Am Ende der Diskussionsrunde verteidigt auch Bildungsminister Claude Meisch die Mai-Rentrée. „Auch wenn es nur ein paar Wochen Schule sind, es unterbricht die sechs Monate, in denen die Kinder sonst keinen Kontakt zu Freunden oder Lehrern hätten. Es gibt uns die Möglichkeit zu lernen, wie wir in der Schule mit dem Virus umgehen.
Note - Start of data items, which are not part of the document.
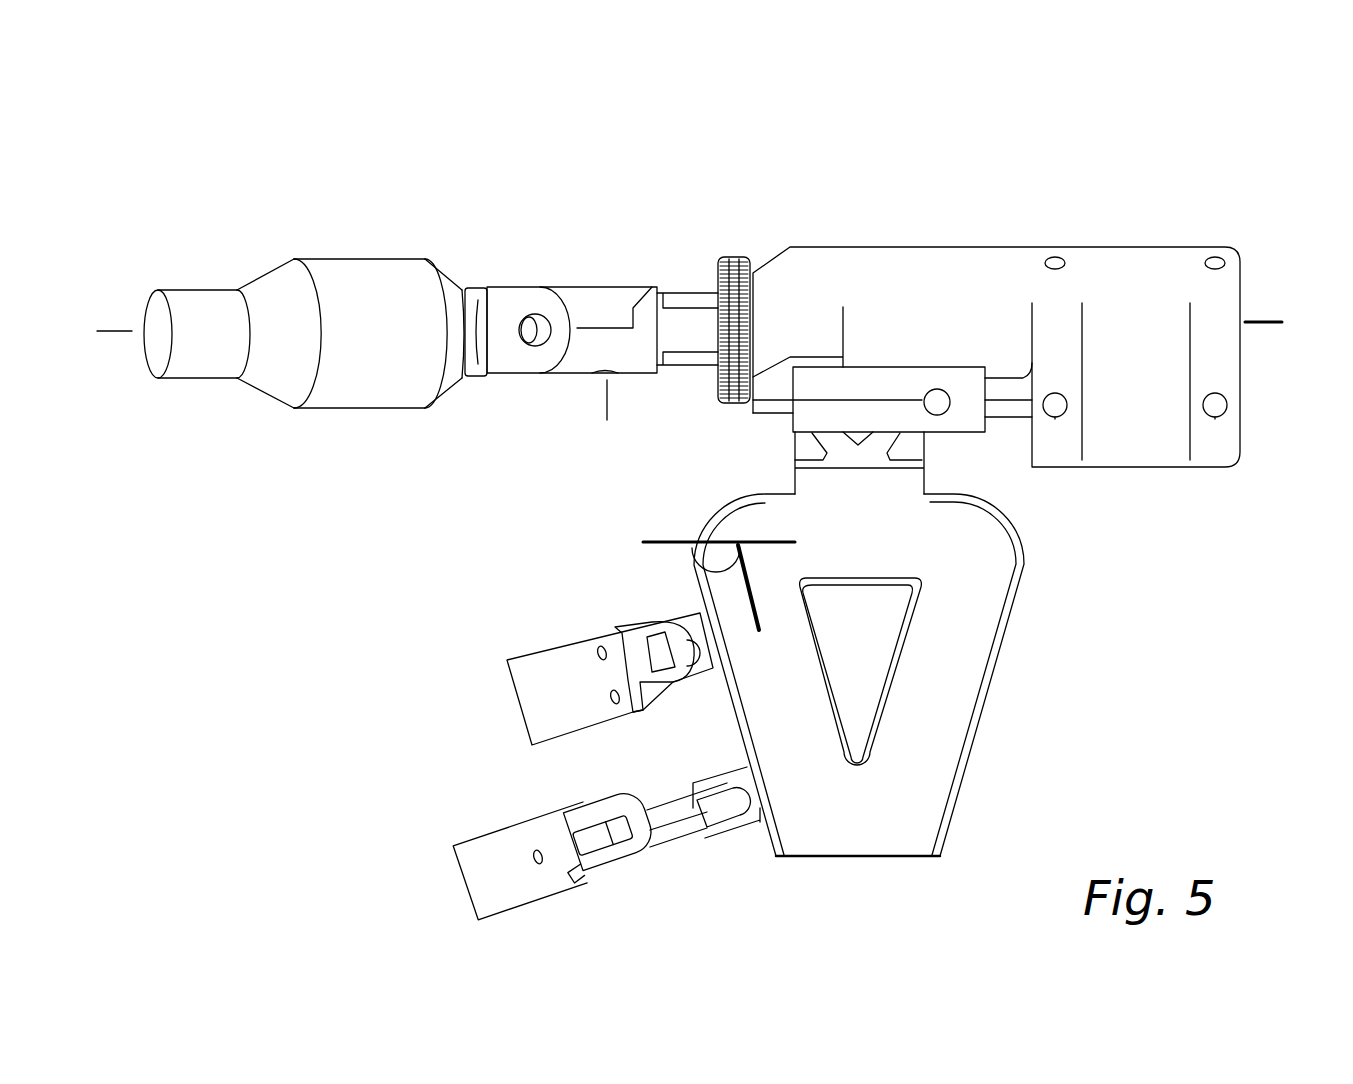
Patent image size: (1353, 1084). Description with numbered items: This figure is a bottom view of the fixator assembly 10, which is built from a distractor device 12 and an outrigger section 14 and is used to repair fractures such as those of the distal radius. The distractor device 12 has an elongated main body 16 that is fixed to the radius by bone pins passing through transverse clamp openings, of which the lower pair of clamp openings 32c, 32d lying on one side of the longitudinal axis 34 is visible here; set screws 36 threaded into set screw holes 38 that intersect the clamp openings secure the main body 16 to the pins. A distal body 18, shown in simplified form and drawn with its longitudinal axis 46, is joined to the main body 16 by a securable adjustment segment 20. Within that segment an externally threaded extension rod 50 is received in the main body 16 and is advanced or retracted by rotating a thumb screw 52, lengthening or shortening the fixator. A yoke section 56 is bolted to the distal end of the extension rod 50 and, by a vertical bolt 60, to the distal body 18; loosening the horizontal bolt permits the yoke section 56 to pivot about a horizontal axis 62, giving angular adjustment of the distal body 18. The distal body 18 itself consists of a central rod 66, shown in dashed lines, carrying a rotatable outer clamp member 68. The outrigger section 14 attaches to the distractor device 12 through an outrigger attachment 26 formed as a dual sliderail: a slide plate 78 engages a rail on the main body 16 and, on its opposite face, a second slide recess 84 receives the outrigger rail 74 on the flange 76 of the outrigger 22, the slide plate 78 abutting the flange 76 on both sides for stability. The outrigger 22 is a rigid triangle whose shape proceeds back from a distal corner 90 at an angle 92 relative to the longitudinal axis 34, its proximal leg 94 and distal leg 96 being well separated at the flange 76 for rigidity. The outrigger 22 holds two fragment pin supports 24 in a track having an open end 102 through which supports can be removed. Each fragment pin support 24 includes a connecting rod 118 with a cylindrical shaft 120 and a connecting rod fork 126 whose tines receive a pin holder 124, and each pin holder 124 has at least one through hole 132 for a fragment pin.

The fixator assembly 10 is at (296, 156).
The distractor device 12 is at (473, 230).
The outrigger section 14 is at (788, 868).
The main body 16 is at (967, 262).
The distal body 18 is at (333, 268).
The securable adjustment segment 20 is at (617, 266).
The outrigger 22 is at (986, 649).
The fragment pin support 24 is at (627, 622).
The outrigger attachment 26 is at (712, 437).
The clamp opening 32c is at (1060, 258).
The clamp opening 32d is at (1221, 256).
The longitudinal axis 34 is at (1262, 318).
The set screw 36 is at (1223, 405).
The set screw hole 38 is at (1057, 418).
The longitudinal axis 46 is at (116, 331).
The extension rod 50 is at (683, 318).
The thumb screw 52 is at (735, 258).
The yoke section 56 is at (587, 303).
The vertical bolt 60 is at (527, 316).
The horizontal axis 62 is at (607, 398).
The central rod 66 is at (500, 362).
The outer clamp member 68 is at (356, 394).
The outrigger rail 74 is at (883, 443).
The outrigger flange 76 is at (873, 460).
The slide plate 78 is at (853, 415).
The second slide recess 84 is at (877, 430).
The distal corner 90 is at (746, 510).
The angle 92 is at (716, 578).
The proximal leg 94 is at (950, 732).
The distal leg 96 is at (793, 677).
The open end 102 is at (873, 857).
The connecting rod 118 is at (673, 810).
The cylindrical shaft 120 is at (673, 832).
The pin holder 124 is at (530, 660).
The connecting rod fork 126 is at (647, 630).
The through hole 132 is at (596, 648).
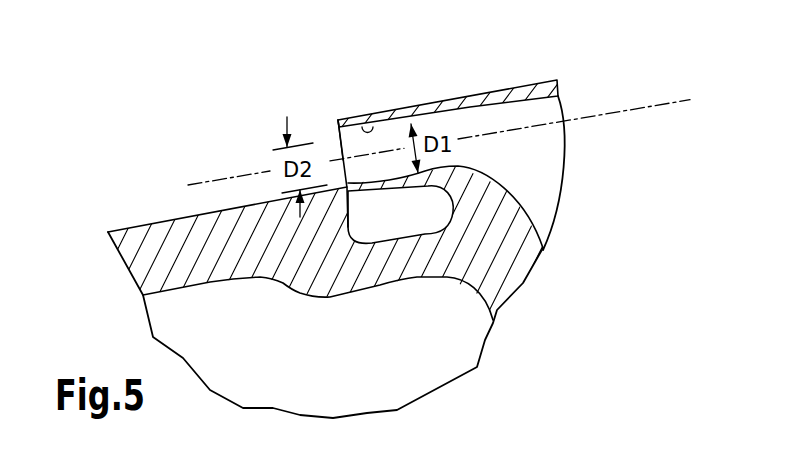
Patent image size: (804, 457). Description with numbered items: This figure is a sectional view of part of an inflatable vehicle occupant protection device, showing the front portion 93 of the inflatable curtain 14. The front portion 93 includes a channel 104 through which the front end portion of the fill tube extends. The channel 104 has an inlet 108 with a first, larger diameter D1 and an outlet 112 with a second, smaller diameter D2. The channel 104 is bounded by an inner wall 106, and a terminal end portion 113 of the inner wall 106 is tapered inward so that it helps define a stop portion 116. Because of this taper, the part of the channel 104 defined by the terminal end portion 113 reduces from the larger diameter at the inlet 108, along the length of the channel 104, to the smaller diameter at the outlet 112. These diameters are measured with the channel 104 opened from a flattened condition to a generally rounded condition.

The front portion 93 is at (220, 128).
The inflatable curtain 14 is at (558, 77).
The channel 104 is at (387, 143).
The inner wall 106 is at (383, 121).
The inlet 108 is at (475, 128).
The outlet 112 is at (343, 143).
The terminal end portion 113 is at (345, 133).
The stop portion 116 is at (344, 190).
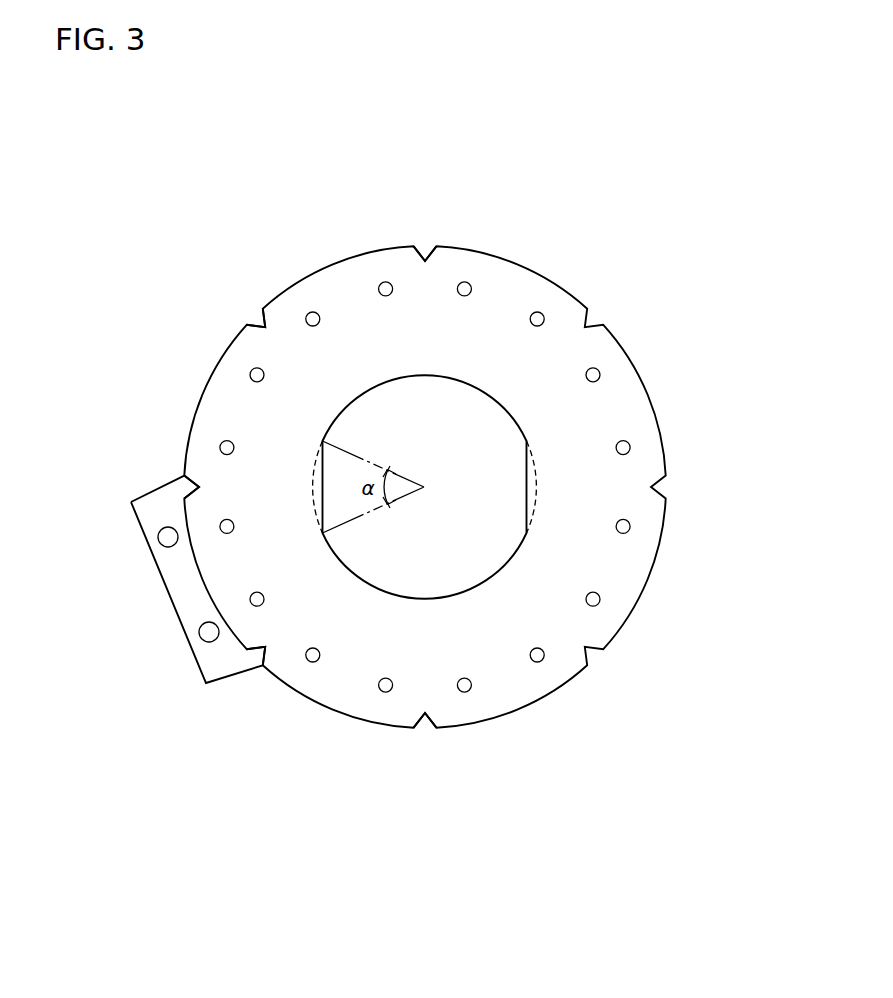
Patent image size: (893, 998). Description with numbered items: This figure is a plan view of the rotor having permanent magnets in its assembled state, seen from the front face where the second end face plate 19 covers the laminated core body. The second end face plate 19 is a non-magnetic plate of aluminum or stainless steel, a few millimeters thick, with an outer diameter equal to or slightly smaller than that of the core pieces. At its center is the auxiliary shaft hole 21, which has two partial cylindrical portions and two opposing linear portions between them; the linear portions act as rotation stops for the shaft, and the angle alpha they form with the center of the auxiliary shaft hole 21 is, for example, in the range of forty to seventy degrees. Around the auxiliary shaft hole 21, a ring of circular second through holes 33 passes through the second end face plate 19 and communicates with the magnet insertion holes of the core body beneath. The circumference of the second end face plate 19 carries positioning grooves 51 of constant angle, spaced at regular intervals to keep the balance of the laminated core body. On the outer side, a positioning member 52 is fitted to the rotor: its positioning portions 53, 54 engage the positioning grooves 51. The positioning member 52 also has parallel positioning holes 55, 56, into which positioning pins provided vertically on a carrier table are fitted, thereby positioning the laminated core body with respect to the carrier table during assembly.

The second end face plate 19 is at (532, 266).
The auxiliary shaft hole 21 is at (506, 417).
The second through holes 33 is at (603, 373).
The positioning grooves 51 is at (260, 322).
The positioning member 52 is at (172, 612).
The positioning portion 53 is at (188, 488).
The positioning portion 54 is at (256, 665).
The positioning hole 55 is at (167, 537).
The positioning hole 56 is at (209, 632).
Wir sehen am Montag, dass es anders ist aber, dass es funktionieren wird.“

Djo TL
22. Mai 2020 - 20.20

Eng Prémisse: d´Schoul ASS wichteg fir d´Entwécklung an d´Bildung vun all Kand. Heiranner si mir eis all eens. Ech stellen awer fest, dass och Mediziner, wann et drëms geet hier eege Meenung ze vertrieden, net zécken einfach pauschal Aussoen ze maachen, a Sourcen uginn guer keng Roll méi spillt… Mäin Androck beim Liesen: si huele Positioun, ergreife Partei, drécke sech ebeemol äusserst salopp aus, mir brauchen eis jo guer keng Suergen ze maachen esou laang d´Heefegkeet kleng ass…En Aspekt, op dee keen ageet: d´Kanner ginn an de Schoulen an och an de Maisons relais vun Erwuessene betreit. „(Kinder mit spezifischen Bedürfnissen) sind weniger gefährdet als andere Kinder. (…) Sie haben weniger soziale Kontakte (…)“ Wann een esou e Saz liest, da freet een sech, ob den Dr Pauly den All-Dag vun dëse Kanner kennt. Hie béit sech seng Argumenter, wéi déi aner Dokteren och, schéin zurecht. „Kinderärzte vieler Länder haben das gleiche Statement gemacht wie wir.“ Jiddefalls ass d´Schoulrentrée vum 19. Mee zu Montréal (Québec, Canada) annuléiert ginn, an d´Kanner ginn nees an d´Schoul nom Summer.

Jemp
22. Mai 2020 - 20.06

Wenn die Ärzte gewusst hätten, welches Chaos Meisch in den Schulen veranstaltet, wären viele von ihnen vielleicht anderer Meinung gewesen. Siehe Artikel "Rentrée de Grundschulen"

Jean-Claude
22. Mai 2020 - 9.26

Nehmen wir an das Corona Virus wäre für Kinder harmlos was ich bezweifle. Die Wirkungen können später auftauchen. Wenn sie das Corona Virus dann frisch bekommen müssen sie in einem Internat mit gleichaltrigen bleiben denn wenn Sie nach Hause mit dem Virus gehen haben wir ein Problem.

HTK
22. Mai 2020 - 7.29

Auf Dauer werden Kinder,Opas und Omas alle mit dem Virus in Kontakt gekommen sein. Manche werden Reaktionen zeigen andere nicht.Es werden sogar noch Menschen sterben weil sie zur Risikogruppe gehören.Wie bei der normalen Grippe seit Äonen schon. Bis das Serum da ist werden wir uns noch die Köpfe heiß denken und dann......werden wir hoffentlich wieder "normal" und können uns um das Klima kümmern.

Grober J-P.
22. Mai 2020 - 1.25

Keine Garantie, dass nicht angesteckt wird, oder? Dann Kinder weg von Oma und Opa. Testen in der Schule sollte Pflicht sein und das wiederholt.